The site’s deft use of search engine optimization (SEO) — the tweaking of content and coding to increase online visibility — propelled its unpaid, amateur writers’ fare to the top of Google’s search engine results, placing it on equal footing with original work created by established journalistic outlets. It’s a rare sports-related Google search that doesn’t feature a Bleacher Report article among the top results. And once readers click onto Bleacher Report, they stick there — visitors are besieged with applications to subscribe to team-specific newsletters or mobile applications, or drawn into click-happy slideshows, polls, or other user-engaging devices that rack up massive pageviews per visit (to date, a slideshow titled “The 20 Most Boobtastic Athletes of All Time” has amassed 1.4 million views).

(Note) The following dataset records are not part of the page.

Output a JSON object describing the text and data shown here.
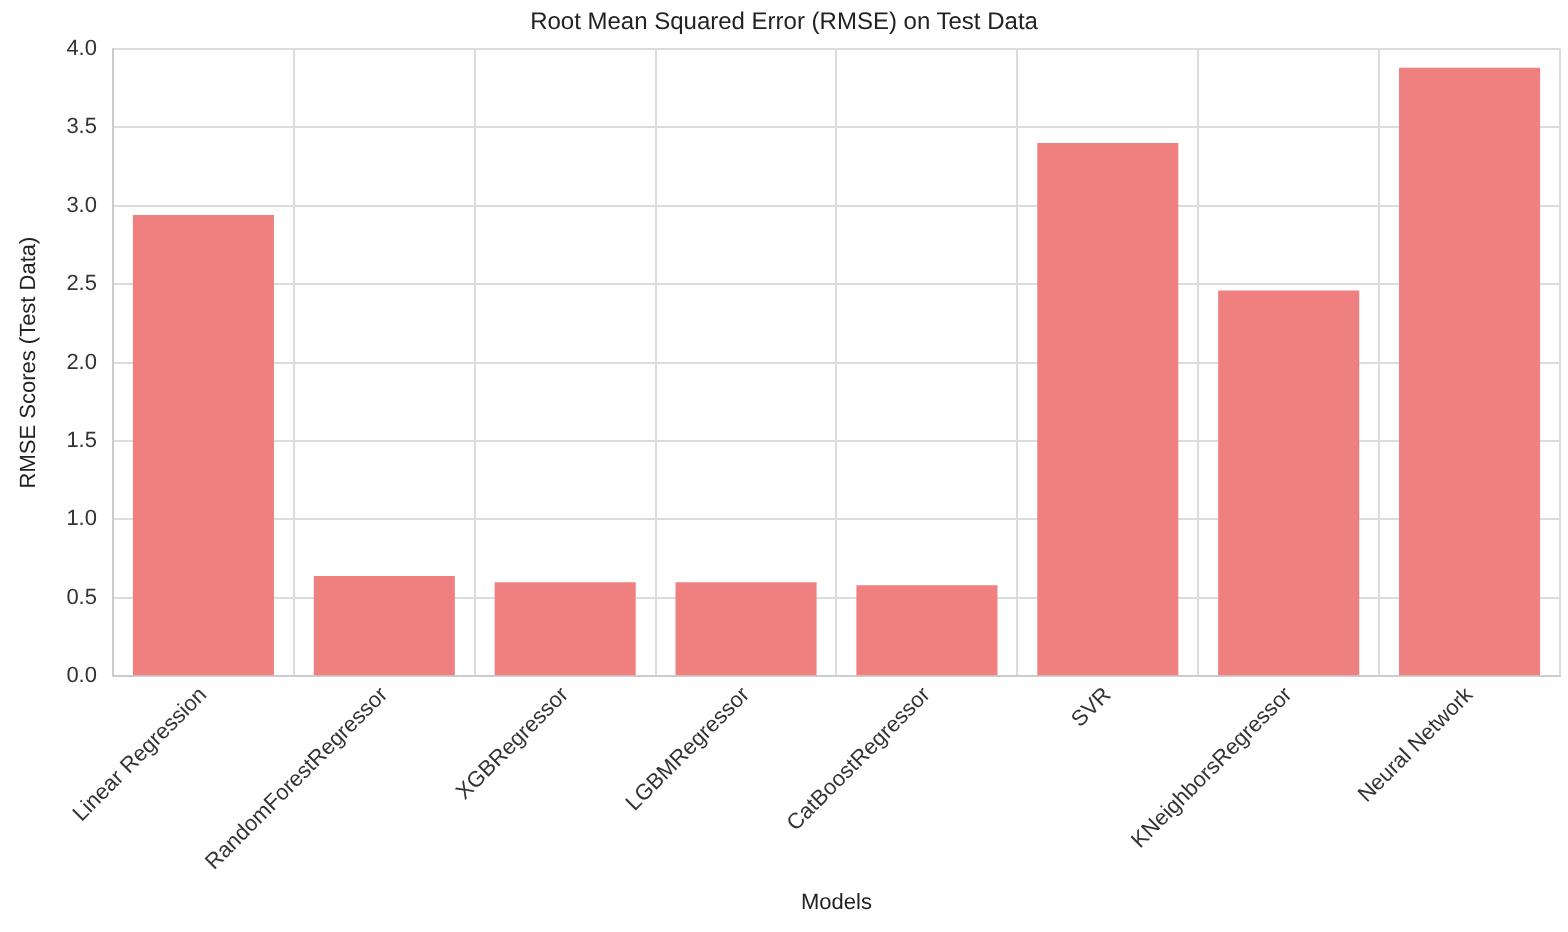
{
  "chart_data": {
    "type": "bar",
    "title": "Root Mean Squared Error (RMSE) on Test Data",
    "xlabel": "Models",
    "ylabel": "RMSE Scores (Test Data)",
    "categories": [
      "Linear Regression",
      "RandomForestRegressor",
      "XGBRegressor",
      "LGBMRegressor",
      "CatBoostRegressor",
      "SVR",
      "KNeighborsRegressor",
      "Neural Network"
    ],
    "values": [
      2.94,
      0.64,
      0.6,
      0.6,
      0.58,
      3.4,
      2.46,
      3.88
    ],
    "color": "#f08080",
    "ylim": [
      0,
      4.0
    ],
    "yticks": [
      {
        "value": 0,
        "label": "0.0"
      },
      {
        "value": 0.5,
        "label": "0.5"
      },
      {
        "value": 1,
        "label": "1.0"
      },
      {
        "value": 1.5,
        "label": "1.5"
      },
      {
        "value": 2,
        "label": "2.0"
      },
      {
        "value": 2.5,
        "label": "2.5"
      },
      {
        "value": 3,
        "label": "3.0"
      },
      {
        "value": 3.5,
        "label": "3.5"
      },
      {
        "value": 4,
        "label": "4.0"
      }
    ],
    "grid": true
  }
}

Every publication has produced its share of jarringly bad writing. Yet Bleacher Report, powered by thousands of hobbyists and publishing more stories in an hour than many sites produce in a year, has lapped the field. While critics’ lamentations may be increasingly irrelevant, they’re hardly unfounded. Perhaps uniquely among journalistic entities, Bleacher Report has a “blanket policy” forbidding its writers from seeking out and breaking news. A dictum on the site states: “While we don’t doubt that some B/R writers have contacts they know and trust, a problem arises when we’re asked to take a leap of faith that those sources are both legitimate and accurate.” Bleacher Report is designed to engage in the far more lucrative practice of pouncing on news broken by others, deploying its legions of writers to craft articles — or better yet, multi-page slideshows — linking to its own voluminous archives, and supplanting original stories on the Google rankings. Breaking a story is no longer valuable: owning it is.
Bleacher Report declined to answer questions about this — or anything else.